A Pirate’s Shipwreck Allows Piracy in Supreme Court Case Through Sovereign Immunity

A Pirate’s Shipwreck Allows Piracy in Supreme Court Case Through Sovereign Immunity

Michelle Jong 

The government has always had a role to play in the strength and preservation of the arts. From cutting budgets for the arts to plainly denying artists ownership of their work, governments have undermined artists in these age-old conflicts. Copyright law moved away from this and paved a pathway for artists to stake interests, control, and ultimately, property rights, over their creations. So, what happens now when their rights conflict with the interests of the state?

In 1966, Intersal, Inc., a marine salvage company, uncovered the shipwreck of the Queen Anne’s Revenge, an 18th-century French slave ship famously captured by the pirate Blackbeard, which sank off the coast of North Carolina. Under federal and state laws, the discovered shipwreck belonged to the state of North Carolina who contracted with Intersal for recovery. Intersal then hired a videographer and photographer, Frederick Allen, to document this recovery. After doing so, Allen registered his photos and videos of the shipwreck for copyrights with the US Copyright Office. When North Carolina published some of these copyrighted videos and photos online without his consent, Allen protested. While initially, Allen and North Carolina settled for $15,000, Allen later complained that North Carolina had impermissibly posted another five of his videos online and used one of his photos in a newsletter. When North Carolina declined any wrongdoing, Allen brought this lawsuit. 

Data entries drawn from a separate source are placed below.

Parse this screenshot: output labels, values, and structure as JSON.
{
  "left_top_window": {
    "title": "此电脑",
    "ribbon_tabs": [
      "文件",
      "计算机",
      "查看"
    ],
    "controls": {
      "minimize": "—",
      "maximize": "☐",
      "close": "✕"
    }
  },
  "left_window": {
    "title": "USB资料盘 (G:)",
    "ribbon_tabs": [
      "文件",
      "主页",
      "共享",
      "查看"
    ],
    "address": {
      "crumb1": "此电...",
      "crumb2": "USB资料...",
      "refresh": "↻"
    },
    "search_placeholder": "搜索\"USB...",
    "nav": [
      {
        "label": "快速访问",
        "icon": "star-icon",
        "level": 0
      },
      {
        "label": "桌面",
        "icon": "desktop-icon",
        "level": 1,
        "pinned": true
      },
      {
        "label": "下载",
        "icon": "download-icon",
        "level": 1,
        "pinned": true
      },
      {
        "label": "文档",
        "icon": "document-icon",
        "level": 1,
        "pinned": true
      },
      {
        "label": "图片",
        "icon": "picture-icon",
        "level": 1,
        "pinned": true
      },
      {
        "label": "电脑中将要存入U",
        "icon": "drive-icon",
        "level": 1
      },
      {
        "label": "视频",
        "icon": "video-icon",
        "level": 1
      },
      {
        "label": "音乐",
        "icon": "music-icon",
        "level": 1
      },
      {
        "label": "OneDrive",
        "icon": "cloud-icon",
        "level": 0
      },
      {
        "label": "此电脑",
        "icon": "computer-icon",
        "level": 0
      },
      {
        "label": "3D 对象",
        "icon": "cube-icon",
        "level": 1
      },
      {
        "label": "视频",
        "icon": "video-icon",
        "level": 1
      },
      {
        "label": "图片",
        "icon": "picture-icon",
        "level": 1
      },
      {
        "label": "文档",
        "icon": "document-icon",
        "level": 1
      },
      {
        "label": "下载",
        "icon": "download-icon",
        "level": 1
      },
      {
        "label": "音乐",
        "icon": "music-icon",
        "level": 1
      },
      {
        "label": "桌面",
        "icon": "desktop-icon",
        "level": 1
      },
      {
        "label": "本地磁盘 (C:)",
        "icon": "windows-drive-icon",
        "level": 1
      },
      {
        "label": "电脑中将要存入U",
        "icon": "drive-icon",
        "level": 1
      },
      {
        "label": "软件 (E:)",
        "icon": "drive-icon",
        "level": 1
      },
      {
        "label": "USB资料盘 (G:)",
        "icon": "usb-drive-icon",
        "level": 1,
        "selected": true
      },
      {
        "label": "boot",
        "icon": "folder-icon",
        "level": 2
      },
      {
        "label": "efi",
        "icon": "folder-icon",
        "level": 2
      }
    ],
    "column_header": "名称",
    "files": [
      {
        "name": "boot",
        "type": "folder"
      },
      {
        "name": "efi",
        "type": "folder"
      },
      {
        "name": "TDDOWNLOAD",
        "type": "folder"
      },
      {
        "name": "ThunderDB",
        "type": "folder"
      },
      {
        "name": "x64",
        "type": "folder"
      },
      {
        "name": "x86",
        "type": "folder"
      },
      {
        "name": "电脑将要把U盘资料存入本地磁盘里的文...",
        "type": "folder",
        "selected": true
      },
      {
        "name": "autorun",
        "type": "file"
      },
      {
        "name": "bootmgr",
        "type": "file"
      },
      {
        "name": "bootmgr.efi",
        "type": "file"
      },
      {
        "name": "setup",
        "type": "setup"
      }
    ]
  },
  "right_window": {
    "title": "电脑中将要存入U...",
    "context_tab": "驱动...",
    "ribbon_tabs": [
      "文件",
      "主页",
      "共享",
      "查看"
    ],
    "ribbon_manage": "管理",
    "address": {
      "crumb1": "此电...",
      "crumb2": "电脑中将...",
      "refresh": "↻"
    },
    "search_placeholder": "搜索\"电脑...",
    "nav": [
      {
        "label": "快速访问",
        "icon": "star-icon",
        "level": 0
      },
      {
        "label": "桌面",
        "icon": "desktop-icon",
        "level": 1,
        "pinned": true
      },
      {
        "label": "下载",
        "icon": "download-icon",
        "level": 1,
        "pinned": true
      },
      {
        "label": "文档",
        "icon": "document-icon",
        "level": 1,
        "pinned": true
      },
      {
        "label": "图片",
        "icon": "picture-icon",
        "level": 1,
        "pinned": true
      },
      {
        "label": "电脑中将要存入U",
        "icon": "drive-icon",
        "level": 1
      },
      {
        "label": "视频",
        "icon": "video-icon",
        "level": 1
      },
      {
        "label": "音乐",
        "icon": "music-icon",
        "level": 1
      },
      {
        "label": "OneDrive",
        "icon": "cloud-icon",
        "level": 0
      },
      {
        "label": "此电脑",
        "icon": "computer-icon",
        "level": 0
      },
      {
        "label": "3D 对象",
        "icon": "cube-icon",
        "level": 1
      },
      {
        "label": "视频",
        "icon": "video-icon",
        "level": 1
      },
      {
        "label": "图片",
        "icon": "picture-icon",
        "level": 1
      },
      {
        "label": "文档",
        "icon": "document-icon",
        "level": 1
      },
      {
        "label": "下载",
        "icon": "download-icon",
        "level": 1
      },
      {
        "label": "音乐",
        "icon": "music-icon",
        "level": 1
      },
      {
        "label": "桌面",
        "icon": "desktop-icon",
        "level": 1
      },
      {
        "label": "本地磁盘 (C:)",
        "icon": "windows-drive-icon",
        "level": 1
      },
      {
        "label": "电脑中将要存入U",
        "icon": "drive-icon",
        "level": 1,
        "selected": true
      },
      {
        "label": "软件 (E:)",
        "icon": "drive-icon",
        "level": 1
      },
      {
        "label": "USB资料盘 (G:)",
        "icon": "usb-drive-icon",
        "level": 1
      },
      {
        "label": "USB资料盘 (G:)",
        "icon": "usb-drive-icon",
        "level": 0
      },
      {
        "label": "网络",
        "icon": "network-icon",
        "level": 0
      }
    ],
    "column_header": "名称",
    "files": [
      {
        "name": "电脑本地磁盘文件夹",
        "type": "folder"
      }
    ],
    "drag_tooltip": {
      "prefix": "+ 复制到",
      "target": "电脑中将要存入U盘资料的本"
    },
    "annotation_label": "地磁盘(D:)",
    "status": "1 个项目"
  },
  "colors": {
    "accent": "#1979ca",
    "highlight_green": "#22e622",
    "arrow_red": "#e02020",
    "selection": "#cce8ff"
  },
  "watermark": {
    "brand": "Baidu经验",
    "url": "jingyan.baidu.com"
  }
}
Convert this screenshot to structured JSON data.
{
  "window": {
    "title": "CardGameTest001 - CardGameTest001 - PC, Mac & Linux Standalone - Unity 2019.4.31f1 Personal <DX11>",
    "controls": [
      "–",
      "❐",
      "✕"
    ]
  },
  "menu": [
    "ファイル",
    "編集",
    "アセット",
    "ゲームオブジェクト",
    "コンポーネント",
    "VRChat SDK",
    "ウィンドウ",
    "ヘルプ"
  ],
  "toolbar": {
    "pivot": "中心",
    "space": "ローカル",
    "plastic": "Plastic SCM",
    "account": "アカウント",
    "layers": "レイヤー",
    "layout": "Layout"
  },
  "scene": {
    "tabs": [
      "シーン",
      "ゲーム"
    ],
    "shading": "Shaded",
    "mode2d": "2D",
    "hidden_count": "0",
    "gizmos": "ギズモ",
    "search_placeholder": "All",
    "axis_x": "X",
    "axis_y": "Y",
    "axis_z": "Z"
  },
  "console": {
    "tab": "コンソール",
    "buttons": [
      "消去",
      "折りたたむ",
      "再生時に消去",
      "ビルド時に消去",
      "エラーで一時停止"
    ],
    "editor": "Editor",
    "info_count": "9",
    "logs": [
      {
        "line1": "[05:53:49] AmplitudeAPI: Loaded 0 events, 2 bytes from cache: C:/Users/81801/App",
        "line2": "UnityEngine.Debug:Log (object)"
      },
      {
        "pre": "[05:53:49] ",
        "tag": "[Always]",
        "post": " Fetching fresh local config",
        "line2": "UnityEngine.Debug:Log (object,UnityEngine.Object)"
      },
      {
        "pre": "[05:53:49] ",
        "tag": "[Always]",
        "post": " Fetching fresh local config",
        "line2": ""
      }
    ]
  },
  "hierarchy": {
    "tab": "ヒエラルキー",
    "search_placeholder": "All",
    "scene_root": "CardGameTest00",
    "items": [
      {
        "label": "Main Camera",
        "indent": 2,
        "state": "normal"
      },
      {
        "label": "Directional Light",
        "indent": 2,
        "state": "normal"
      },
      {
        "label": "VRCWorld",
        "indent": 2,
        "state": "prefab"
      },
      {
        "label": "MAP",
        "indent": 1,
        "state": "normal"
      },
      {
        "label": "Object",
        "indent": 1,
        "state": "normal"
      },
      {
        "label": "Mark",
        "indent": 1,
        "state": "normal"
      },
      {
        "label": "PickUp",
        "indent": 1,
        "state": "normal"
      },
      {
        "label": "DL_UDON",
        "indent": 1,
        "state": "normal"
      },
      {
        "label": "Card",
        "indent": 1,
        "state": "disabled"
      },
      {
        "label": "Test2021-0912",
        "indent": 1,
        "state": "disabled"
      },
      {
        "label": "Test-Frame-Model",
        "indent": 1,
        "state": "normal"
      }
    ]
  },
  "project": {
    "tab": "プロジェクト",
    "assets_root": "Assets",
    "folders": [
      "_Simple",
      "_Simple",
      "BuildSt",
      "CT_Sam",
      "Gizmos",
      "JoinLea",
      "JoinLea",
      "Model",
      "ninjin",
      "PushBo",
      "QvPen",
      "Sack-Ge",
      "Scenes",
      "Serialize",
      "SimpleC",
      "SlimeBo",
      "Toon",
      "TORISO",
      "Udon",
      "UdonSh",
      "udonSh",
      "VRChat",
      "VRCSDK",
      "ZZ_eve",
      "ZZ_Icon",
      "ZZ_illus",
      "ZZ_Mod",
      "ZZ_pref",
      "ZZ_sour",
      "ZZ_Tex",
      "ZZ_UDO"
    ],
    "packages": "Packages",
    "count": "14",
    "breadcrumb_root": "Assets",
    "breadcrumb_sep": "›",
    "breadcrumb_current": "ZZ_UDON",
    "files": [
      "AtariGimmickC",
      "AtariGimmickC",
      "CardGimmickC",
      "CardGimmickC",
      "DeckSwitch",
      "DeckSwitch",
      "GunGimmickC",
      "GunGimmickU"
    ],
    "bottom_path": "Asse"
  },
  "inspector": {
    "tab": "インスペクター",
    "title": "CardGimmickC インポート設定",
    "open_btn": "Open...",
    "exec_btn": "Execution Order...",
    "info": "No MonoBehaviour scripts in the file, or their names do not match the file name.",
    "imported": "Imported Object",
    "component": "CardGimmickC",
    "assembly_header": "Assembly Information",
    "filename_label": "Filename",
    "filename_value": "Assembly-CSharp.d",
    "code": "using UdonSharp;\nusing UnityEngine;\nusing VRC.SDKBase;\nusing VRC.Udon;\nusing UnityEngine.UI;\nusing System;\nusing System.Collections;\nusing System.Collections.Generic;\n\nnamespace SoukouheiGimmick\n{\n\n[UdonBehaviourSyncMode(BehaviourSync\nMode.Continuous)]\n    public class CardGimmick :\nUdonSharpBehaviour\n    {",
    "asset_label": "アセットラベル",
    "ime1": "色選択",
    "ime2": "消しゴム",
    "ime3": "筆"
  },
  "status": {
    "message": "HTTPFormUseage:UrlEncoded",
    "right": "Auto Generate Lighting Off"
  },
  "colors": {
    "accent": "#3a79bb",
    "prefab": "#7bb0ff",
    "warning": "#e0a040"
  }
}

Under Title 17 of the US code, an owner of a copyright can control reproduction, derivative works, distribution, and performance of their copyrighted works. When Allen sued Intersal for using his copyrighted material without his permission, North Carolina countered that they could not be sued on the grounds of sovereign immunity. Preserved in the 11th Amendment, states have an exclusive immunity from being brought to court without their consent on the basis of their sovereignty. In Alden v. Maine, Justice Kennedy opined that this rule does not stem from the Constitution but is simply maintained by it, that “the States’ immunity from suit is a fundamental aspect of the sovereignty which the States enjoyed before the ratification of the Constitution” and is thus a rule that transcends the limitations of Congress. Allen responded that the Copyright Remedy Classification Act of 1990 (CRCA) amends Title 17 U.S.C. §501(a) to preserve the right to sue anyone who is an infringer of a copyright, where “anyone” is to be understood as including any “state” or “instrumentality of a state.” In limited instances, the Supreme Court has prevented state sovereignty from constraining federal “judicial authority.” In summary, Allen challenged North Carolina’s argument that it is immune from copyright lawsuits by virtue of a federal law that clearly says it is not.

However, laws are subject to review by courts and none of the justices in the Supreme Court were convinced by Allen. In a 9-0 decision, Justice Kagan penned an opinion that preserves North Carolina’s immunity from copyright lawsuits. This opinion invalidates the portion of the CRCA that places state governments on the same footing as private citizens when sued for copyright infringement. Kagan determined that the law’s “indiscriminate scope” is “out of proportion” to any due process problem. Here, Kagan is claiming that a statute that allows for a blanket right to sue states for any infringement would be far too broad and unconstitutional. So, the hope here is that Congress can address this issue again by passing a valid law that is more narrowly tailored. 

What does this mean for artists? Since the decision was based on the doctrine of sovereign immunity rather than the state’s legitimate property interest, regarding work made for hire, the entirety of the CRCA provision has been voided. This leaves individual artists vulnerable to the will of states in protecting their copyrights. It does not only apply to photography but also to other works of art whose copyrights might be infringed on by a state. In legal terms, this means that a copyright is not equivalent to an absolute right to exclude. For artists, this opinion indicates that artists should be very careful in entering contracts with state governments and to fully understand how vulnerable they are to state governments and the need to push Congress to re-legislate.